Her comments come after data published in June showed an increase in the rate of unruly passengers in 2022 from 2021.
A flight attendants’ union is also pushing for airlines to train its crew to “subdue and restrain” passengers.
A private pilot has lashed out at abrasive customers, saying that flight attendants should tell customers they are here to ensure “safety” rather than just being a “server.”
“I’ve seen some bad behavior. People speaking disrespectfully to flight attendants and they, for the most part, ignore it. So I think they could actually be more strict in some sense,” Morgan Gist MacDonald told Fox News Digital in a report published Thursday.
Fox News also lists her as a co-founder of Firefly Aviation. Insider could not independently verify this information.
“We’ve certainly left Cancun, for instance, and people have been drunk on the plane.
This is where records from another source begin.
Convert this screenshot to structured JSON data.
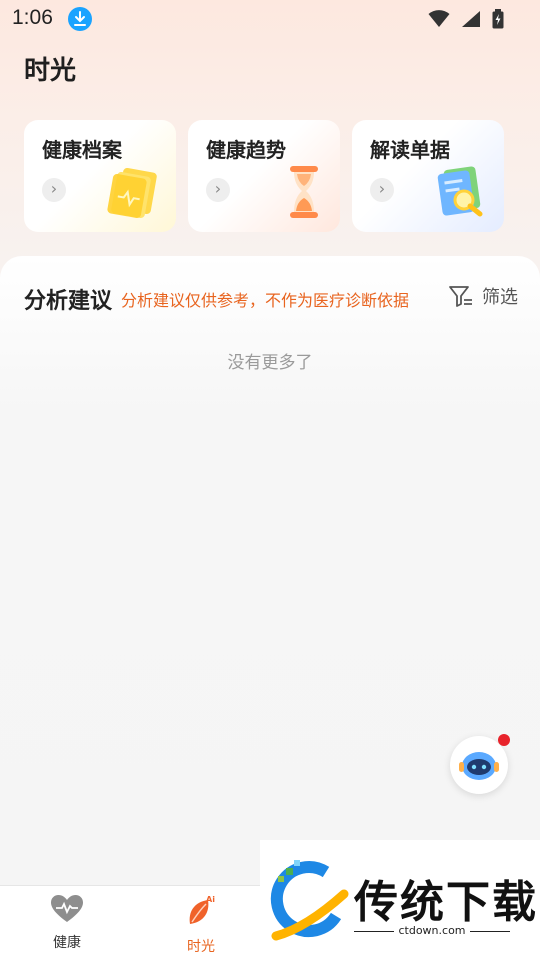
{
  "status_bar": {
    "time": "1:06"
  },
  "header": {
    "title": "时光"
  },
  "cards": [
    {
      "label": "健康档案",
      "icon": "health-record-icon"
    },
    {
      "label": "健康趋势",
      "icon": "hourglass-icon"
    },
    {
      "label": "解读单据",
      "icon": "document-search-icon"
    }
  ],
  "analysis": {
    "title": "分析建议",
    "note": "分析建议仅供参考，不作为医疗诊断依据",
    "filter_label": "筛选",
    "empty_text": "没有更多了"
  },
  "tabbar": {
    "tabs": [
      {
        "label": "健康",
        "icon": "heart-pulse-icon",
        "active": false
      },
      {
        "label": "时光",
        "icon": "leaf-ai-icon",
        "active": true
      }
    ]
  },
  "watermark": {
    "text": "传统下载",
    "url": "ctdown.com"
  },
  "colors": {
    "accent": "#e8641f",
    "notification_dot": "#e8232b",
    "download_badge": "#1aa3ff"
  }
}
But somehow, the flight attendants ignore them,” MacDonald said, adding that flight attendants are being “more tolerant” than customers think when dealing with disruptive passengers, said the pilot.
Recent incidents of unruly passenger behavior that the crew had to deal with include a passenger forcing a plane to turn around after he forgot his bag at the airport, another punching a flight attendant in an attempt to jump out of a plane, and a passenger making a fake bomb threat.
Even air industry groups have sounded the alarm on the troubling rate of confrontations between passengers and crew.
The rate of unruly passenger incidents has increased from 2022 to 2021, according to a report by the International Air Transport Association (IATA) published in June.
There was one unruly incident reported for every 568 flights in 2022, rising from one incident for every 835 flights in 2021, said the IATA.
There was also a 61% increase in physical abuse incidences in 2022 from 2021, with one occurring every 17,200 flights in 2022. The IATA’s global data is based on over 20,000 reports submitted by around 40 airlines.
The US Federal Aviation Administration says it handles over 10 million flights each year.
“Obviously the last three years have given us ample reasons for why self defense is an important part of training for flight attendants,” Taylor Garland, a spokesperson for the Association of Flight Attendants, told Politico in a report published August 20.
The Association of Flight Attendants has demanded more self-defense training for crew since 2005, including a provision in a new US Senate aviation bill requiring airlines to give flight attendants training on how to “subdue and restrain” passengers, per Politico.
“The increasing trend of unruly passenger incidents is worrying. Passengers and crew are entitled to a safe and hassle-free experience on board,” said Conrad Clifford, a deputy director general of the IATA, “There is no excuse for not following the instructions of the crew.”
MacDonald did not immediately respond to a request for comment from Insider, sent outside regular business hours.